On a aussi fait valoir que les programmes d’enseignement – de la maternelle à la 12e année, tant pour les jeunes autochtones que non autochtones au Canada – devraient inclure l’histoire des Autochtones et une discussion sur les enjeux actuels du colonialisme pour les peuples autochtones au Canada. On a déclaré que la présence des dirigeants autochtones, à toutes les étapes, serait essentielle à l’élaboration et à la mise en œuvre d’un tel système d’éducation. Il est important pour les jeunes d’en apprendre davantage sur les traités qui ont été signés entre les peuples autochtones et la Couronne, sur leur signification et sur les droits et les responsabilités qui en découlent. Il est également essentiel que les jeunes non autochtones comprennent comment leur identité et leur société sont façonnées par les contributions passées et présentes des peuples autochtones. Un expert a laissé entendre que cet enseignement est particulièrement nécessaire au Québec, étant donné l’importance qu’il accorde à la protection de la langue française et de la culture québécoise et où, par conséquent, la promotion des langues et de l’histoire autochtones peut être perçue comme une menace. Il est d’avis qu’il faut enseigner, promouvoir et protéger à la fois la langue française et les langues autochtones.

Article 35 :
Un expert a fait valoir qu’il est difficile de comprendre que les langues autochtones ne soient pas au cœur même de l’article 35, car les droits ancestraux et issus de traités n’auraient pu être énoncés qu’en langues autochtones. D’aucuns ont souligné toutefois que les langues autochtones sont continuellement laissées pour compte au Canada et que les partis politiques les prennent en considération à leur guise, sans produire de résultats à long terme. Par exemple, les langues autochtones au Canada ne relèvent d’aucune d’infrastructure permanente et n’ont pas leur place au sein des assemblées législatives ou du Parlement. On a proposé que la CCDP adopte une position ferme à l’égard de la protection des langues autochtones.

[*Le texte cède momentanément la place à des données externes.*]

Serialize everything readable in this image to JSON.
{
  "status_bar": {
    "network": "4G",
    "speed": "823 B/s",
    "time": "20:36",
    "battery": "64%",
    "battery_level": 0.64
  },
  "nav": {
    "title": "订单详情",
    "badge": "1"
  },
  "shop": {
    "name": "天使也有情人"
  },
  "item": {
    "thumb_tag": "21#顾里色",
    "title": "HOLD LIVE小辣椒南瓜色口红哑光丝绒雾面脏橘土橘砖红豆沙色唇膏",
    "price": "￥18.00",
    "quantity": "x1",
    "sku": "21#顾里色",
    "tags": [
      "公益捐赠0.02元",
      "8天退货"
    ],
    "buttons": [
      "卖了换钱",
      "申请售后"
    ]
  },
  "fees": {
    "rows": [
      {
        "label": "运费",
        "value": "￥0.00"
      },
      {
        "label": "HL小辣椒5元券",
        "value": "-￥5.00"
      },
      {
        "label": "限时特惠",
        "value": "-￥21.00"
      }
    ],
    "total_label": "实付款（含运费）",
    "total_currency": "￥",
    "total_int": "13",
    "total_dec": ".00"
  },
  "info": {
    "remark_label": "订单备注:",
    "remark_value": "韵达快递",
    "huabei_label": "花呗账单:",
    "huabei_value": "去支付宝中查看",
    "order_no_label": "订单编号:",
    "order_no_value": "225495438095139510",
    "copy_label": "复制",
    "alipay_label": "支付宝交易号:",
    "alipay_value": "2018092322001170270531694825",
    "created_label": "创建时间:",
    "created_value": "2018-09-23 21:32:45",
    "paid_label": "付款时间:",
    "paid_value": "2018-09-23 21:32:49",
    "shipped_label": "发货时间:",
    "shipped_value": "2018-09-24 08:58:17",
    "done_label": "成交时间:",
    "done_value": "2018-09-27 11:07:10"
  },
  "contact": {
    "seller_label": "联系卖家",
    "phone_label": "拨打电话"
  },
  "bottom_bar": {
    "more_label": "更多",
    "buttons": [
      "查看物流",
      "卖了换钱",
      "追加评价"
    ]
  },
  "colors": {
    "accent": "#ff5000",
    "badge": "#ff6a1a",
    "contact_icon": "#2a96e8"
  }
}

Loi sur les langues autochtones :
Plusieurs experts ont fait allusion à un projet de Loi sur les langues autochtones. Un expert a fait remarquer qu’en ce qui concerne la protection linguistique au fédéral, il faut dépasser l’idée du financement par le gouvernement fédéral de programmes et de services de revitalisation de l’ensemble des langues autochtones ou d’enseignement de chacune d’elles. Cela ne signifie nullement que ces programmes et services ne seraient pas des éléments nécessaires de la loi, mais plutôt que ce n’est pas la panacée. Cela nous ramène à la notion selon laquelle si un droit doit être reconnu – les droits linguistiques, par exemple –, il faut prévoir un cadre correctif, voire des mesures plus énergiques en matière de protection. Il a également été suggéré que la CCDP appuie la Loi sur les langues autochtones en menant des consultations sur la Loi et en faisant valoir l’importance de la langue au regard de concepts clés comme l’égalité et la justice.

Organismes/mécanismes internationaux et régionaux

Multiplicité des mécanismes :
Les participants ont souligné qu’il est extrêmement utile de disposer d’un grand nombre de moyens ou de mécanismes pour intenter des poursuites, en particulier lorsque les droits ESC sont en jeu, et que cela offre également des occasions de préciser davantage en quoi consistent les droits ESC, en particulier dans un contexte autochtone. Le fait de se familiariser avec d’autres mécanismes et ce qu’ils signifient ou comment ils déterminent les décisions sur certaines questions peut aussi être extrêmement avantageux pour la réforme du droit.

Surveillance intérieure :
Il y a très peu de surveillance et de rapports à l’échelle nationale qui permettraient de colliger les recommandations formulées par les différents organismes de suivi des traités internationaux, de faire en sorte que le Canada donne suite à ces recommandations et d’assurer la participation de la société civile et des Autochtones au processus. On a laissé entendre qu’il serait extrêmement utile de disposer d’un quelconque procédé méthodique et indépendant du gouvernement pour faciliter cet objectif et que, en tant qu’institution nationale des droits de la personne au Canada, la CCDP serait l’organe tout désigné pour assumer ce rôle. On a également proposé que la CCDP joue un rôle dans la définition des obligations internationales du Canada en matière de droits de la personne, ainsi que dans la sensibilisation du public au processus de surveillance des organismes de suivi des traités internationaux.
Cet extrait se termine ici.